The gunmen, armed with AK-47s, charged into the Government Science secondary school in the northern Kankara district at around 9 pm, a police spokesperson told Reuters.

Police at the scene exchanged fire with the bandits for 90 minutes, allowing around half of the school's 800 pupils to run to safety. One officer was wounded in the exchange.

"The bandits came on motorcycles firing sporadically and tried to enter the school.

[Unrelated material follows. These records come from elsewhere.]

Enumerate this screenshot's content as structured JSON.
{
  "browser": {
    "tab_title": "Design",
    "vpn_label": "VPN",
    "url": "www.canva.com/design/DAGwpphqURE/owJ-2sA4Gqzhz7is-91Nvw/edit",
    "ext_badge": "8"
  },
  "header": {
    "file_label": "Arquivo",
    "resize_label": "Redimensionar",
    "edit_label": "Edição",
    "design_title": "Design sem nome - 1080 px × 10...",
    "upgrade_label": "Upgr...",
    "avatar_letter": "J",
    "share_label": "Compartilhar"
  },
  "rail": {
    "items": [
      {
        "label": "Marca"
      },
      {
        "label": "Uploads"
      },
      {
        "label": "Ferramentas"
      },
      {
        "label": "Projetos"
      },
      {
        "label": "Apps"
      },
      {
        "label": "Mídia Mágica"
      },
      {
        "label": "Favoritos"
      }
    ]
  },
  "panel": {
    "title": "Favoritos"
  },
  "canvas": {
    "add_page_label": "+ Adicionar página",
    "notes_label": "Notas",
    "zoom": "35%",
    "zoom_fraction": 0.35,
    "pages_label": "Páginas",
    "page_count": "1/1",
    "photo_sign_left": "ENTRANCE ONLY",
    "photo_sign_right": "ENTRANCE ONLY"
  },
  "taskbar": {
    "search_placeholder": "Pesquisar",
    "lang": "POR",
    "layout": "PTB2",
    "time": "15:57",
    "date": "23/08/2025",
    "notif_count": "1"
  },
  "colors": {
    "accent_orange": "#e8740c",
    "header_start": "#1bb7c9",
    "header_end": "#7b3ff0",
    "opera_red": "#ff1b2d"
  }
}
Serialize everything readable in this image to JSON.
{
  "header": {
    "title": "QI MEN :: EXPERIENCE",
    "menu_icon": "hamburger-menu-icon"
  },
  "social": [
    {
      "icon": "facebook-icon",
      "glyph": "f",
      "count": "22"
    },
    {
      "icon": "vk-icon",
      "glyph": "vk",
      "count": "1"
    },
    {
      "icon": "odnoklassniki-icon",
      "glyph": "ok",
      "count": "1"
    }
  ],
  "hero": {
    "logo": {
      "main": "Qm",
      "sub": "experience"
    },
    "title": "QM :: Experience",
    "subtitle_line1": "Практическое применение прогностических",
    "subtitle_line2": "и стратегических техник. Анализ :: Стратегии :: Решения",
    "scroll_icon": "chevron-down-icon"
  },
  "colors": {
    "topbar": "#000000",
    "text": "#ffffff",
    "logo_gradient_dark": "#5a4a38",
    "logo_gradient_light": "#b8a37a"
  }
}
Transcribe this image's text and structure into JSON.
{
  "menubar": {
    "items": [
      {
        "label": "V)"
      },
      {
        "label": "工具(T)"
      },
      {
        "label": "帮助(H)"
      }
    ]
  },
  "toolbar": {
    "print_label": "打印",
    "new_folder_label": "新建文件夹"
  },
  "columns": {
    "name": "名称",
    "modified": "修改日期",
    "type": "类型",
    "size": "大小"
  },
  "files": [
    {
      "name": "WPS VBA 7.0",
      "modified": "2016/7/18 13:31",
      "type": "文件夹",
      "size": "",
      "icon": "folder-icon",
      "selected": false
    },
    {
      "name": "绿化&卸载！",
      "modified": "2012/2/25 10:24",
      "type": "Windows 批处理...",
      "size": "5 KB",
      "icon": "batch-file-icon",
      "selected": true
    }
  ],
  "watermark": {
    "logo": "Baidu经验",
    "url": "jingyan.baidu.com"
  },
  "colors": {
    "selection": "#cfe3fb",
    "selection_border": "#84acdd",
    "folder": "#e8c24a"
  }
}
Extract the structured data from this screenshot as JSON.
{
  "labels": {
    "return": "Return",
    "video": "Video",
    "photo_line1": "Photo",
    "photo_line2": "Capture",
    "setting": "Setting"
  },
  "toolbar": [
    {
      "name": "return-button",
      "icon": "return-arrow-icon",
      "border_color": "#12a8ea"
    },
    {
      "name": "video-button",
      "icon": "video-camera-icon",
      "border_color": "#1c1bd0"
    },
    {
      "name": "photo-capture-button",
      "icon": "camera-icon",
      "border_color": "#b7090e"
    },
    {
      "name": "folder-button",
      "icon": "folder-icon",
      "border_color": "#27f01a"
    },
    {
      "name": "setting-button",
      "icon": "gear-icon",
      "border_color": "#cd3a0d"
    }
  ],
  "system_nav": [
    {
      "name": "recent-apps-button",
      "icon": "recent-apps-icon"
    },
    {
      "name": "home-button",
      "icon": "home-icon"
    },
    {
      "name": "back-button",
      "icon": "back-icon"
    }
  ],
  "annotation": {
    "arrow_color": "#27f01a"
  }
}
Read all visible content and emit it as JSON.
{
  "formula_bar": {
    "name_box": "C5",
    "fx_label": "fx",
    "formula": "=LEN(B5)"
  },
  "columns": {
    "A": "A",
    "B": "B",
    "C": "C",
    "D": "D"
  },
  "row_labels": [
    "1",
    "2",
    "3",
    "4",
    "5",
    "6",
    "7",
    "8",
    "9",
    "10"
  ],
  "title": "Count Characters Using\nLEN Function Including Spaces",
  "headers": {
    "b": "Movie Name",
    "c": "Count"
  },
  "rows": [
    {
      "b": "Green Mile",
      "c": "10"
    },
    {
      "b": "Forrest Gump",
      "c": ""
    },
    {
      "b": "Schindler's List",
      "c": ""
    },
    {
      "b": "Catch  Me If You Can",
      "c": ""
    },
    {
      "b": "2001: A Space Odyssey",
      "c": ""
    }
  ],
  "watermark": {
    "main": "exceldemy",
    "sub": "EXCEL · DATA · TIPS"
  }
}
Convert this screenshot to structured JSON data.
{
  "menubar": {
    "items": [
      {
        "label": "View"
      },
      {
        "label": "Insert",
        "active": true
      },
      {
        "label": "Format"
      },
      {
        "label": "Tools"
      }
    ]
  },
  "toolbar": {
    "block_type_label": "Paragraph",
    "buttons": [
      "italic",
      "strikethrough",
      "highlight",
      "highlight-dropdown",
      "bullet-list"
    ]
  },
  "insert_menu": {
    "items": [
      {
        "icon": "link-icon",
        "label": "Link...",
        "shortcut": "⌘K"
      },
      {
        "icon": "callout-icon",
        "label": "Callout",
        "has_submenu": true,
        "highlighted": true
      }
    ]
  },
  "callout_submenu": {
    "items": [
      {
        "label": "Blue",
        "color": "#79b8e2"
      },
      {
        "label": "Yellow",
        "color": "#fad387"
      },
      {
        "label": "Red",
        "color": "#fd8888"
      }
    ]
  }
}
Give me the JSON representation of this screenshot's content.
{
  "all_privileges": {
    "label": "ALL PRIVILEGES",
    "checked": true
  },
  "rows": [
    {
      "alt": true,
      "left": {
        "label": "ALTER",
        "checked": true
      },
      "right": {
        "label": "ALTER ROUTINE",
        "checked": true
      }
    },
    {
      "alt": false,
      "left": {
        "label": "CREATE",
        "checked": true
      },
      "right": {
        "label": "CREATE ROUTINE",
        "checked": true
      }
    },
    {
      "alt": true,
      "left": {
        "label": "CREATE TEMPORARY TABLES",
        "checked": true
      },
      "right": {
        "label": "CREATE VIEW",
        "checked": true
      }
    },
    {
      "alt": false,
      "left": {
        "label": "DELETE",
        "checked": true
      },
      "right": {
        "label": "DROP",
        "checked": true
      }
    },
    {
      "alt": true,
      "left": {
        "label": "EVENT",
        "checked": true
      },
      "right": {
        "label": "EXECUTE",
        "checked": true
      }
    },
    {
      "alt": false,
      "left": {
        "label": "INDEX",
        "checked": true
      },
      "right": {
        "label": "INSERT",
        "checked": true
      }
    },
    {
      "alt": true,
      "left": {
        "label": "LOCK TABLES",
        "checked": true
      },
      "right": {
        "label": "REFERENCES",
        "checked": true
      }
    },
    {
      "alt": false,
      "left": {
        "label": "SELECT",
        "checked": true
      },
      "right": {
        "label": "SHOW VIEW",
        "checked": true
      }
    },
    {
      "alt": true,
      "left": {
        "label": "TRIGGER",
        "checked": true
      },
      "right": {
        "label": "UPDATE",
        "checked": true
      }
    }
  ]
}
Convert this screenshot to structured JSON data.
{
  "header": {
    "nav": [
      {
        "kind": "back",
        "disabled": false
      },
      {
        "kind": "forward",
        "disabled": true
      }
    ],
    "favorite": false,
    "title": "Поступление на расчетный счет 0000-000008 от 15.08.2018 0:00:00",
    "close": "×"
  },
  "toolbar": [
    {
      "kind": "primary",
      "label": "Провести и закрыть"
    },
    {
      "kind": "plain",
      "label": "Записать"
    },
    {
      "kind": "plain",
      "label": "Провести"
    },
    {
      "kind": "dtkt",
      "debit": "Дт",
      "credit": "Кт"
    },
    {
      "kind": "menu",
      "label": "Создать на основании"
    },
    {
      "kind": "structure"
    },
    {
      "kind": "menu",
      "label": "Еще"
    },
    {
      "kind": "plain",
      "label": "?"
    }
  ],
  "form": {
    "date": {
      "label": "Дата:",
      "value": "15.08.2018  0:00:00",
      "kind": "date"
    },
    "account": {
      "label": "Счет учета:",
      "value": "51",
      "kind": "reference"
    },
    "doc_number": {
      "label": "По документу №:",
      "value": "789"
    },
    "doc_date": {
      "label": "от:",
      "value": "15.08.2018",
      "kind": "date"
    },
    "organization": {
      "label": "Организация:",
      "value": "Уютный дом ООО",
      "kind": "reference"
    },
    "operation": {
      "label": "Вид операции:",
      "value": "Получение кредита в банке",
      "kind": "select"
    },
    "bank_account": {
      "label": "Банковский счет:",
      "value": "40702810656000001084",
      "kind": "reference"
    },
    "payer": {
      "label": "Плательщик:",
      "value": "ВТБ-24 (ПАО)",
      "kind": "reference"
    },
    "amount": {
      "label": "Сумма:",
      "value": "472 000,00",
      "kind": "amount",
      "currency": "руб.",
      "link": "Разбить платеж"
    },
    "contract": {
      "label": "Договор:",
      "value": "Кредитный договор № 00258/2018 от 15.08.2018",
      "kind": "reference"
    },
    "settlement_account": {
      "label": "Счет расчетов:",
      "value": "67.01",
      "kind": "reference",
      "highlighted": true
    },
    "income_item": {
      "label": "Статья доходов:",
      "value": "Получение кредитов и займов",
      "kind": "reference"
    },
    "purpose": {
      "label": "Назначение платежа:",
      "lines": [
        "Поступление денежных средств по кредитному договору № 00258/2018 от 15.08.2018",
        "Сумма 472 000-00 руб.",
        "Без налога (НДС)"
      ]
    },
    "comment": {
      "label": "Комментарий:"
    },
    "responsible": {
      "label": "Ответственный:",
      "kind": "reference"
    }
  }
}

Our men, with the assistance of the army, engaged them in a shoot-out," the police spokesperson said, according to Al Jazeera.

Officials are unsure how many children are missing but have said they located the kidnappers in a forest and were exchanging fire with them, according to a statement by President Muhammadu Buhari.

"I strongly condemn the cowardly bandits' attack on innocent children at the Science School, Kankara. Our prayers are with the families of the students, the school authorities, and the injured," the president said, Al Jazeera reported.

Police said they would deploy additional forces to support the search and rescue. 

No group has claimed responsibility for the incident at the time of writing. A request for ransom money has also not been made. 

Attacks by Islamist militants are common in the northeastern part of Nigeria.

Katsina, the larger area where the school is located, regularly sees gangs of outlaws attacking locals and kidnapping them for ransom. 

Bint'a Ismail, a parent of an abducted child, told Al Jazeera that Katsina residents live "in a terrifying condition."

"We don't see the value of the government, in fact. I have a younger brother and a child taken by the kidnappers," she added.

The Katsina abductions are the latest high-profile incident involving school children in Nigeria. In 2018, more than 100 girls' kidnapping by the armed Islamist group Boko Haram made international headlines.